Change now happens faster than organizations can reorganize. Planning cycles are slower than reality. What is driving this change is not just technological acceleration, but economic pressure. Organizations are being forced to do more, adapt faster and waste less, all at the same time.
As Stu Jeffrey, Director of Partnerships for EMEA at Vercel, explains, “the way web applications — and now agents — are being built is being completely transformed. It’s a continuous workflow,” and “what took weeks now takes days, if not minutes, in some cases.”
This compression of time changes everything. Feedback arrives faster; assumptions are tested immediately. Weak structures are exposed quickly. Speed without structure becomes instability.
Weiss advises leaders to “start with something, and measure. Look at high impact and low complexity use cases first.”
The era of grand transformation programs is giving way to continuous adaptation.
Van Gestel synthesizes the challenge this way: “2026 won’t be defined by who runs the most pilots, but by who can take intelligence into the operating model. AI doesn’t create orchestration — it creates chaos if the organization isn’t designed for it.”
Brands that rely on episodic change cannot keep up with continuous change. They won’t fail dramatically, but rather fall slowly behind. Van Gestel sums this up by saying that operational maturity is a cultural capability before it is a technical one. As the pace of change accelerates, the brands that matter are not those that move fastest, but those that are curious, aligned and resilient enough to learn and adapt without pulling themselves apart.
A New Era with New Demands
What unites these shifts is not technology itself, but what it demands of brands.

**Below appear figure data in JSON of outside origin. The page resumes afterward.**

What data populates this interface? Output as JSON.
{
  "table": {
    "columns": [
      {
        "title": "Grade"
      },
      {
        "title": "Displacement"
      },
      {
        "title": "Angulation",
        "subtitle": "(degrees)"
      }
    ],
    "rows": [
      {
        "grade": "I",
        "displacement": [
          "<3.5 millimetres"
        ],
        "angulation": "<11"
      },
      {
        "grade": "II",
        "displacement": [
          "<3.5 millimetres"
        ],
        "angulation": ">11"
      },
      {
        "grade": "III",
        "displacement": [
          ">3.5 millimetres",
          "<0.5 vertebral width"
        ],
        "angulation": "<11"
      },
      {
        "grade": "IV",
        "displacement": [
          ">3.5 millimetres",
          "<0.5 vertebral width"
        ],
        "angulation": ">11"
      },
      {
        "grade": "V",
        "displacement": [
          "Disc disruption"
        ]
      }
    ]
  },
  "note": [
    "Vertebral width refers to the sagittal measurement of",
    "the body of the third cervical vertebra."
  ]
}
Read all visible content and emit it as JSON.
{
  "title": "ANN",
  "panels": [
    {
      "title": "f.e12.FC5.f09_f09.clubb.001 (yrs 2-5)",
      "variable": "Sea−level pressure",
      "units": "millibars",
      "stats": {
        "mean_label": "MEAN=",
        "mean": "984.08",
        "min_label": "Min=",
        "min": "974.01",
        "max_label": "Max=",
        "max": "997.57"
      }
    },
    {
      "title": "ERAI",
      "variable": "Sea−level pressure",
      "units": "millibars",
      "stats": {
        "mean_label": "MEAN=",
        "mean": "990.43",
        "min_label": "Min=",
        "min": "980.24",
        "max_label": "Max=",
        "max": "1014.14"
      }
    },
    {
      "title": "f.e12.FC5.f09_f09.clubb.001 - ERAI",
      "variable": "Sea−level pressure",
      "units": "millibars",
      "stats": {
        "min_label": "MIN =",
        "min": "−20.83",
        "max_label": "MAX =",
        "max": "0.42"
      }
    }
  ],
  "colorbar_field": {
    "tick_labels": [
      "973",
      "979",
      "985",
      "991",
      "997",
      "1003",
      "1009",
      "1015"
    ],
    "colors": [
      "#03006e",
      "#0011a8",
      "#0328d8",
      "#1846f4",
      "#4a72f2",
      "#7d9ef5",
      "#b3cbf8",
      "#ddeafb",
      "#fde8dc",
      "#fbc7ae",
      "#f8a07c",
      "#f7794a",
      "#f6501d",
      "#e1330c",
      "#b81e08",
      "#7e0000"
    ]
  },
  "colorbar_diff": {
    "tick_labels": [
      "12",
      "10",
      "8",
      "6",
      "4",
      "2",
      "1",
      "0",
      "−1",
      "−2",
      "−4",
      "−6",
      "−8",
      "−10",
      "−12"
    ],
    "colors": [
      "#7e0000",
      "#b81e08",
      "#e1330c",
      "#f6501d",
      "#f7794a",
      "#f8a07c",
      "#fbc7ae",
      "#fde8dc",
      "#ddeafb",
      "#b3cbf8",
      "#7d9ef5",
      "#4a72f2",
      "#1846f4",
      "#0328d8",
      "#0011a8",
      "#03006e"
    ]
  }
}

In this world:
- Discovery becomes interpretive
- Control becomes architectural
- Advantage becomes operational
Brands must evolve from collections of tools and teams into coherent systems capable of sensing change, making decisions and acting with consistency across fragmented environments. It requires a shift in leadership mindset — from managing outputs to shaping systems, from optimizing channels to influencing behavior, from delivering projects to building organizational fitness.
The question is: Are you ready to be relevant?